Wednesday, August 24, 2016

Adventures in Pi

Three words to describe my two days of Picademy training in Baltimore - transformative, learning, growing. It was two days of embracing challenges, persevering through setbacks, and collaborating with incredible educators from all over the US. Through hands-on, minds-on workshops full of learning that led to growth, the whole experience was truly transformative. Sponsored by the Rasberry Pi Foundation whose mission is to bring the power of digital making to people all over the world. They believe, as do I, that the complex problems facing society today and in the future will be solved by people who understand and shape our digital world through innovative solutions.

Here's a brief intro:

Chances are you have heard of the Rasberry Pi. If you are like me, I knew it was a $35 dollar computer and was really intrigued by it, but also intimidated. I had even bought one before Picademy to explore, but found myself asking, Where does one even start? What does it do,exactly? How much coding is necessary? How can I bring this to my students?

Until I recently became a Rasbery Pi certified educator, these were all questions that ran through my head.
So, where does one start? My first full day of working with Raspi involved a series of hands-on sessions:
  • make music using Sonic Pi
  • build and destroy towers in Minecraft
  • program Picamera with Python 3 to take selfies
  • operate a motor
  • light up LEDs with a button
The capacity to do all of this comes on the preloaded SD card that gets inserted into the Raspi and connected to a monitor. We explored coding with Scratch and Python 3. By the end of day 1, we were able to combine all of our skills to create a robot - everything from a beanie with a propeller to a car.

Here are some helpful guides to get started:

After a great first day of mini-workshops, day 2 was all about applying, synthesizing and creating.  We had the opportunity to individually reflect on all the Raspi tools in our toolbox and to dream big.  We collectively brainstormed dozens of ideas and ways that we could use Raspi to create something new, something original, something that had never been done before.  Here are some of the incredible inventions that came out from our cohort:

A musical, selfie-taking voting booth coded with Scratch using Picamera, a Raspi, and "Hail to the Chief" composed using Sonic Pi:

A selfie-taking, roaming robot that tweets out random messages celebrating great work being done in classrooms: 

A magic mirror that takes your picture and tweets out random messages to boost your self-esteem such as, "You look beautiful today!"

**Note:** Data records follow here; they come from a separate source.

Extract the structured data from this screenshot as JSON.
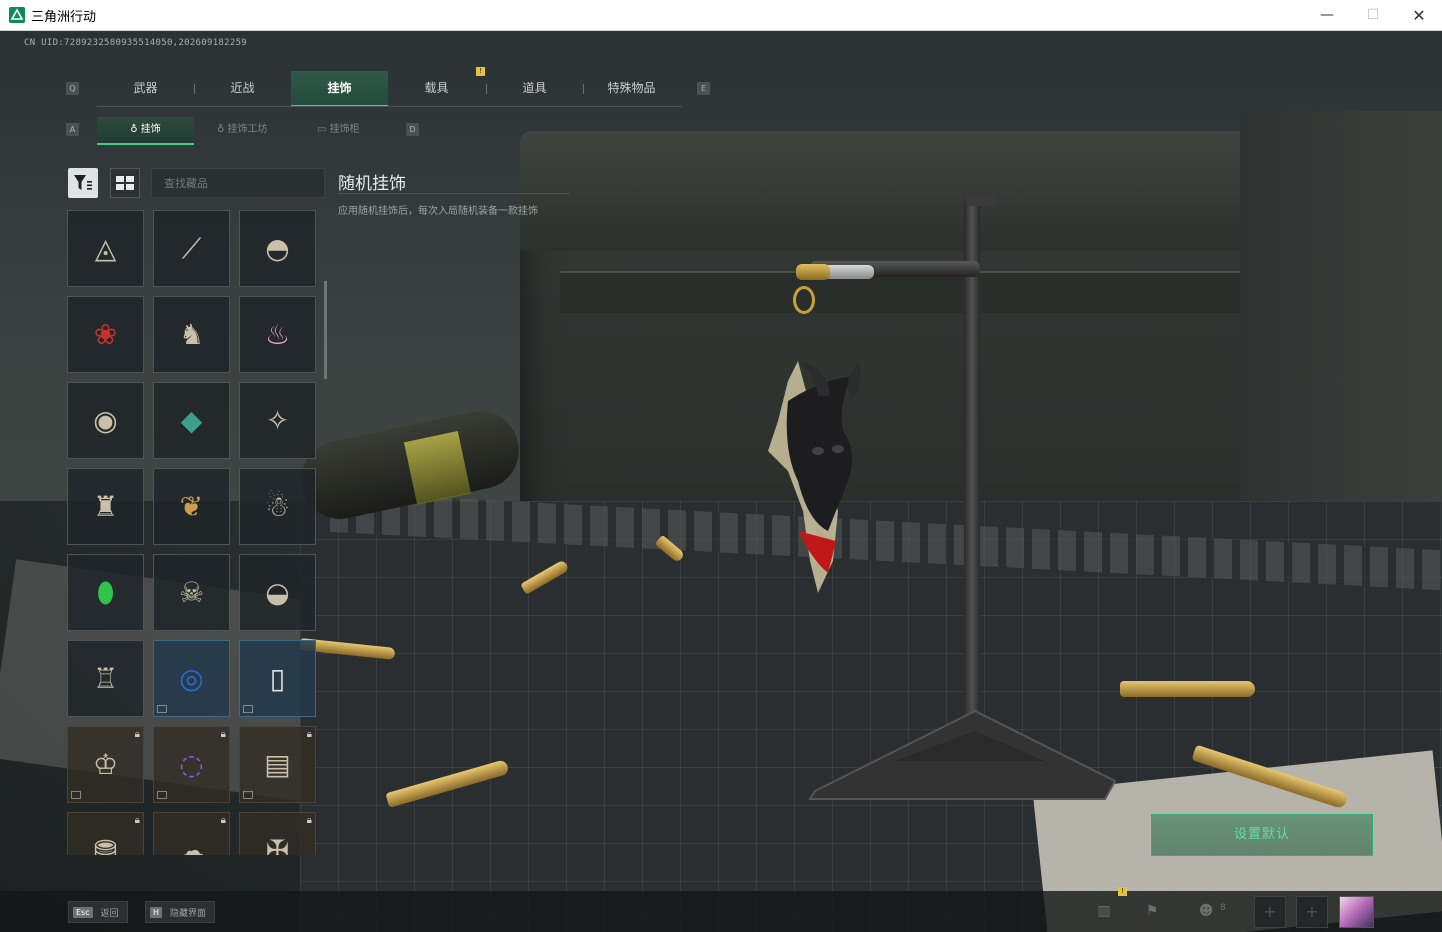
{
  "window": {
    "title": "三角洲行动",
    "controls": {
      "minimize": "—",
      "maximize": "☐",
      "close": "✕"
    }
  },
  "uid_text": "CN UID:7289232580935514050,202609182259",
  "main_tabs": [
    {
      "label": "武器",
      "active": false
    },
    {
      "label": "近战",
      "active": false
    },
    {
      "label": "挂饰",
      "active": true
    },
    {
      "label": "载具",
      "active": false
    },
    {
      "label": "道具",
      "active": false
    },
    {
      "label": "特殊物品",
      "active": false
    }
  ],
  "main_tabs_prev_key": "Q",
  "main_tabs_next_key": "E",
  "vehicle_badge": "!",
  "sub_tabs": [
    {
      "label": "挂饰",
      "active": true,
      "icon": "pendant-icon"
    },
    {
      "label": "挂饰工坊",
      "active": false,
      "icon": "pendant-icon"
    },
    {
      "label": "挂饰柜",
      "active": false,
      "icon": "cabinet-icon"
    }
  ],
  "sub_tabs_prev_key": "A",
  "sub_tabs_next_key": "D",
  "search": {
    "placeholder": "查找藏品",
    "value": ""
  },
  "detail": {
    "title": "随机挂饰",
    "description": "应用随机挂饰后，每次入局随机装备一款挂饰"
  },
  "items": [
    {
      "icon": "pyramid-eye-charm-icon",
      "state": "owned"
    },
    {
      "icon": "knife-charm-icon",
      "state": "owned"
    },
    {
      "icon": "hat-charm-icon",
      "state": "owned"
    },
    {
      "icon": "rose-charm-icon",
      "state": "owned"
    },
    {
      "icon": "figurine-charm-icon",
      "state": "owned"
    },
    {
      "icon": "cupcake-charm-icon",
      "state": "owned"
    },
    {
      "icon": "medal-charm-icon",
      "state": "owned"
    },
    {
      "icon": "gem-charm-icon",
      "state": "owned"
    },
    {
      "icon": "feather-charm-icon",
      "state": "owned"
    },
    {
      "icon": "chess-rook-charm-icon",
      "state": "owned"
    },
    {
      "icon": "antlers-charm-icon",
      "state": "owned"
    },
    {
      "icon": "cat-charm-icon",
      "state": "owned"
    },
    {
      "icon": "green-egg-charm-icon",
      "state": "owned"
    },
    {
      "icon": "skull-ball-charm-icon",
      "state": "owned"
    },
    {
      "icon": "shell-charm-icon",
      "state": "owned"
    },
    {
      "icon": "robot-charm-icon",
      "state": "owned"
    },
    {
      "icon": "blue-orb-charm-icon",
      "state": "premium"
    },
    {
      "icon": "card-charm-icon",
      "state": "premium"
    },
    {
      "icon": "trophy-charm-icon",
      "state": "locked"
    },
    {
      "icon": "purple-ring-charm-icon",
      "state": "locked"
    },
    {
      "icon": "tarot-charm-icon",
      "state": "locked"
    },
    {
      "icon": "gold-pile-charm-icon",
      "state": "locked"
    },
    {
      "icon": "cloud-charm-icon",
      "state": "locked"
    },
    {
      "icon": "bones-charm-icon",
      "state": "locked"
    }
  ],
  "set_default_label": "设置默认",
  "footer": {
    "back_key": "Esc",
    "back_label": "返回",
    "hide_key": "H",
    "hide_label": "隐藏界面",
    "friend_count": "8",
    "alert_badge": "!"
  },
  "colors": {
    "accent": "#3bd08c",
    "tab_active_bg": "#2e5a48",
    "badge": "#e8c23a"
  }
}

So, back to my three words...this whole experience of digital making was transformative in so many ways.  It not only transformed my understanding of what Rasberry Pi from something theoretical to something tangible, but transformed something in my imagination to reality. Working together with my team, we were able to learn and grow together through this experience of collaboration.  Ultimately, we celebrated the whole experience - the temporary setbacks, the challenges along the way because it was all part of the 'maker' experience.